Henry : Tu es toujours la même tête de mule mais plus prudente.
Vicki : Tu dis ça à quelqu'un qui a suivis un démon.
Henry : En parlant de ça, Vicki, il faut qu'on quitte la ville. Astaroth ne nous laissera pas en paix.
Elle releva brusquement la tête, elle n'avait pas envie de quitter Toronto. Il lui avait déjà proposé de partir, elle avait refusé mais cette fois les choses étaient différentes, il y avait ce petit bout qui grandissait en elle. Pourtant l'idée de partir la révoltait. Elle recula d'un pas puis d'un autre avant de se mettre à arpenter la pièce allant du bureau d'Henry à la cuisine.
Vicki : Tu n'as qu'à partir seul.
Henry : Vicki…
Vicki : Non Henry, je t'ai dit non la première fois.
Henry : Vicki, tu es perpétuellement en danger ici.
Vicki : Tu m'énerves…
Henry : Arrêtes d'agir comme une gamine bon sang !
Vicki : Une gamine ??? Tu vas voir ce qu'elle va faire la gamine.
Elle était furieuse, littéralement furieuse, elle prit la direction de la chambre, attrapa son sac et jeta pèle mêle plusieurs de ses affaires à l'intérieur.
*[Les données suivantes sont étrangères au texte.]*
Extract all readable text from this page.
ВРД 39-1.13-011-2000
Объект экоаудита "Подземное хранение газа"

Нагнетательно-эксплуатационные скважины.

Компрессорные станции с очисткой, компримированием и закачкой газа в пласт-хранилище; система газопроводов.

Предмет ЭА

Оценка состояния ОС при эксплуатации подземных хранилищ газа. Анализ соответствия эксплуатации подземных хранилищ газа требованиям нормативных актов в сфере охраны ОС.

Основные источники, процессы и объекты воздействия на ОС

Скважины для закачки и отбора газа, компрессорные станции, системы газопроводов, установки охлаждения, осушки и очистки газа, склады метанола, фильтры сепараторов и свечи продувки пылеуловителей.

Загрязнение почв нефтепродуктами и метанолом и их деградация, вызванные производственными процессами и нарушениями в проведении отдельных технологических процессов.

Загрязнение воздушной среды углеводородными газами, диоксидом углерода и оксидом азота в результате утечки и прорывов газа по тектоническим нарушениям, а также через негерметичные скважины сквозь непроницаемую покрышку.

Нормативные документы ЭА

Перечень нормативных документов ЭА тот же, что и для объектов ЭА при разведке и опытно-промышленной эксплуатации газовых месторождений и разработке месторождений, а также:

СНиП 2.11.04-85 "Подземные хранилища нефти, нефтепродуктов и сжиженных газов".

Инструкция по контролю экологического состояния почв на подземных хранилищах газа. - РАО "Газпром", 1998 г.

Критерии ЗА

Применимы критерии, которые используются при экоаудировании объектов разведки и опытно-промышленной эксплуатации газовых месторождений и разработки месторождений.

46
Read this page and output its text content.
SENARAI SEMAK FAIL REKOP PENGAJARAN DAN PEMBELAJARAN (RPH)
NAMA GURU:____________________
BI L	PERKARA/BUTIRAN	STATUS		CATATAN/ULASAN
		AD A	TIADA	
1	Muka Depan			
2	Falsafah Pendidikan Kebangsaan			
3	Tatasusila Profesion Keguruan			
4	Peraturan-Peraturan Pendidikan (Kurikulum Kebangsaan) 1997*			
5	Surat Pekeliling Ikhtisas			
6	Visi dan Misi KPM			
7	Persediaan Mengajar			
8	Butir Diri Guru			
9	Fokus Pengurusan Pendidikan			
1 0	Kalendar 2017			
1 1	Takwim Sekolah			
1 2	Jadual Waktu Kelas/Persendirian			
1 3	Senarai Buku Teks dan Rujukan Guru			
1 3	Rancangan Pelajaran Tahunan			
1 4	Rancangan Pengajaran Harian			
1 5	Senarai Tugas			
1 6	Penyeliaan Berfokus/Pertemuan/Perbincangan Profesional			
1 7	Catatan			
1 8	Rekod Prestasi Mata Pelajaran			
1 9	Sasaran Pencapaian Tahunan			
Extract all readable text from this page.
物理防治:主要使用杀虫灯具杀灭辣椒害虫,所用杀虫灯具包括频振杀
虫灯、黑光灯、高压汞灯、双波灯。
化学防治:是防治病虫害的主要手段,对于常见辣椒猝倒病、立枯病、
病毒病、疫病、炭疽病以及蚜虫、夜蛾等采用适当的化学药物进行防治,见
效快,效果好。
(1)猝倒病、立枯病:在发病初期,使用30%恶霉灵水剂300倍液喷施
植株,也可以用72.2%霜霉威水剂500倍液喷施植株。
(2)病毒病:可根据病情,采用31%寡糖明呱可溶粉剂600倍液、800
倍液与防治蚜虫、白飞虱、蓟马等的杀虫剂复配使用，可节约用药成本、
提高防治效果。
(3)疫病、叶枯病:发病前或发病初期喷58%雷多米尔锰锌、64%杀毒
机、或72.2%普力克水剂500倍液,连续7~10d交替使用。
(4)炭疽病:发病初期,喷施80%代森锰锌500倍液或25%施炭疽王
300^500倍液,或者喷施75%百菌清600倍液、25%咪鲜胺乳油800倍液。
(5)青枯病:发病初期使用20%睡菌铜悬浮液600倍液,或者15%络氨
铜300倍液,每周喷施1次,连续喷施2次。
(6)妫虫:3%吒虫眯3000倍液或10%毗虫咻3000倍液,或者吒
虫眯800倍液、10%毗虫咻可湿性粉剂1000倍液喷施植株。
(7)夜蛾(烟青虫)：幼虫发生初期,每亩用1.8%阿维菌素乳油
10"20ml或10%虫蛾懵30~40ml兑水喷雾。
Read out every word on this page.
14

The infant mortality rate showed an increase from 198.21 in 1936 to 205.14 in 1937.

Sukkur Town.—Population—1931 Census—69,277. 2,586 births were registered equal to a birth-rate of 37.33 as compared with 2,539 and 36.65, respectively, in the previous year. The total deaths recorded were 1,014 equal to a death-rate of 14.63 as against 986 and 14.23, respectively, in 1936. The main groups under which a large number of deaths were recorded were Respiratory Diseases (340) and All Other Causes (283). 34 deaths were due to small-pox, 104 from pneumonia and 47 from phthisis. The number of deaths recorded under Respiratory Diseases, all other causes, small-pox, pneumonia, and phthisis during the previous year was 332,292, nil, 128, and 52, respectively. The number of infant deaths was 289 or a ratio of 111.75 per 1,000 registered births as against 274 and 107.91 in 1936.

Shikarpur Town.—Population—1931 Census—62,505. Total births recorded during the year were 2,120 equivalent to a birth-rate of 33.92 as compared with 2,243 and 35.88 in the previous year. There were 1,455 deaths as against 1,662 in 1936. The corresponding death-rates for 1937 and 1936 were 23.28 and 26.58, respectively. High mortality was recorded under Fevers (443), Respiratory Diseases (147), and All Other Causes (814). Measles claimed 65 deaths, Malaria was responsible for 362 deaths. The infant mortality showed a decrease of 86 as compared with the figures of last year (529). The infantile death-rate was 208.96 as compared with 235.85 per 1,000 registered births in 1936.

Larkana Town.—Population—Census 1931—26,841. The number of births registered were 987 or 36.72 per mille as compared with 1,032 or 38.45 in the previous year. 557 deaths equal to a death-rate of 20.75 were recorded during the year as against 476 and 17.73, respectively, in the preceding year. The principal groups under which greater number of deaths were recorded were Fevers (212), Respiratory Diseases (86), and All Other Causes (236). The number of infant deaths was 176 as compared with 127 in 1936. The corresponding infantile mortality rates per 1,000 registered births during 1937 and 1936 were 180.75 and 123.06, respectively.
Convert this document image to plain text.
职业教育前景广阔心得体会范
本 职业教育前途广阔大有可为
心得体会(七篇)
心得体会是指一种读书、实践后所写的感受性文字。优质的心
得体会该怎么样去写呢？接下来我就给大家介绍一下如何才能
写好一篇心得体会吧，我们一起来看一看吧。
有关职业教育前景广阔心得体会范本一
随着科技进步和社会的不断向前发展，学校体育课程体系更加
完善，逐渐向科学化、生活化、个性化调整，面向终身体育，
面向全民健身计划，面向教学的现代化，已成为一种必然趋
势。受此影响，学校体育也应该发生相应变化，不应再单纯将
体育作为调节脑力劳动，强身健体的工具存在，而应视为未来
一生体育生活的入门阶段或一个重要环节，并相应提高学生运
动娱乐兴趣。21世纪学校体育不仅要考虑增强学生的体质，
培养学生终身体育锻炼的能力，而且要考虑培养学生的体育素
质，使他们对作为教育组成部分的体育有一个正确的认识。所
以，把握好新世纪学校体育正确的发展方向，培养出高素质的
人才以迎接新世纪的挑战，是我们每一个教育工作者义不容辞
Henry : Où est ce que tu vas ???
Vicki : C'est pas toi qui parlais de partir juste avant.
Henry : Vicki, je suis désolé okay…
Elle attrapa son sac, lui lança un regard furibond avant de quitter l'appartement. Il mourrait d'envie de lui courir après mais voilà, il faisait jour dehors, il ne pouvait pas. Quelques secondes plus tard, la porte se rouvrit, la jeune femme entra et attrapa sa paire de chaussures avant de nouveau se diriger vers la porte.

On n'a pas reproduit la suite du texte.